Sunday, February 19, 2006

The Politically Incorrect Science Fair

WSJ.com - Stem cells, global warming, intelligent design. Looking for a leg up, kids turn to trendy topics: "In Columbus, Ohio, one junior says she can track global-warming effects with a computer model. A 17-year-old in Portland, Ore., is facing off against the intelligent-design movement by wrapping his RNA research around evolution. Elsewhere, students are tackling everything from stem-cell research and avian flu to genetically modified food and abortion.

With federal efforts to promote science in the name of global competitiveness -- President Bush mentioned it in his recent State of the Union address -- science fairs have reached new levels of intensity. Decades ago, kids did their projects at home with mom or dad, then presented them on simple poster boards using rubber cement and colorful cutouts. Today, they spend summers researching their topics in labs, getting help from scientists and submitting their work for publication in professional journals after the fair.
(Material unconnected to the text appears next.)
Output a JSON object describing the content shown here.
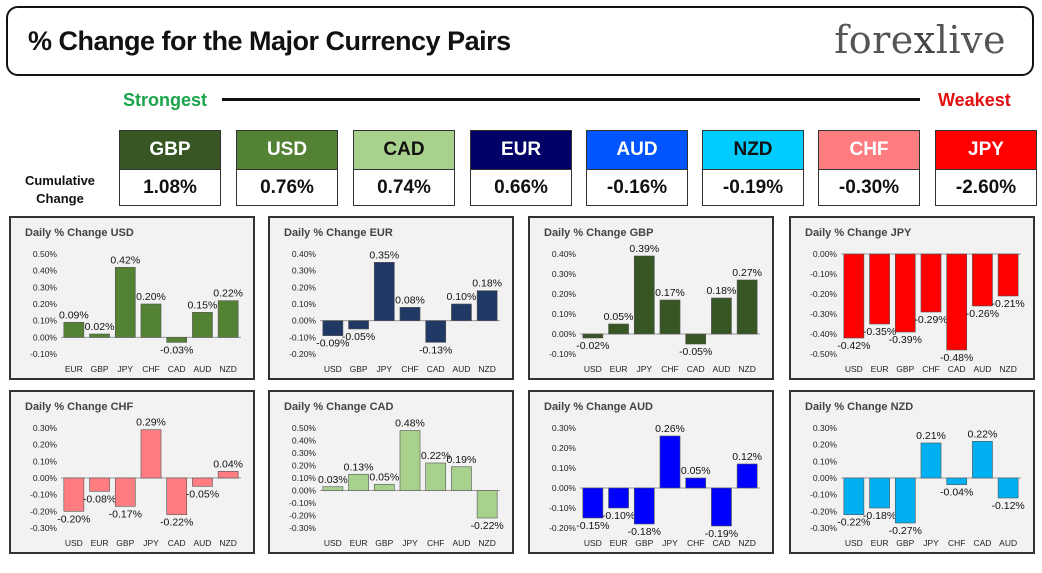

The race is intensifying further, with the number of entrants to the Intel International Science and Engineering Fair -- the country's largest, and separate from the Talent Search -- increasing by a third over the past decade. Newer fairs, like the Young Epidemiology Scholars contest and the USA Biology Olympiad, promise scholarships and award money for original investigation.

Some federal agencies are raising the stakes: When the Department of Homeland Security started offering $20,000 college scholarships to high-school students in 2004, the ideas flowed in. This year's contenders proposed an anthrax antidote, a numerical system to predict violent conflict and a computer model that can help identify terrorists' faces.

Serene Chen says she might not be at Harvard now were it not for her application essay, which described her fetal-stem-cell research on the characteristics of Down syndrome. "If you say you studied something like 'random molecule,' it's obscure, but when you say 'stem cells,' people really perk up," says Ms. Chen, 20, now a sophomore.

To be sure, these hot-button projects are the exception at science fairs, mixed in with more traditional topics like "An Exploration into Inter-Polar Magnetic Forces" and "Seismic Signature of Ocean Surf as It Relates to Wave Energy and Coastal Erosion." But some educators and students say projects playing off current debates can improve the odds of getting noticed, winning a prize and having a showpiece entry for a college résumé.

There are pitfalls to the new political science, including fair rules that vary by state and govern what research and materials are allowed. The Massachusetts State Science Fair rules, for example, ban embryonic stem-cell projects, while many states, along with the prestigious Intel Science Talent Search, let them through. And some say latching on to a controversial topic is a cheap way to get buzz. Of a 2002 project involving marijuana muffins for pain management in Santa Cruz, Calif., Mission Hill Middle School science teacher Sherri Kilkenny says, "It got all this attention, but it was very average at best."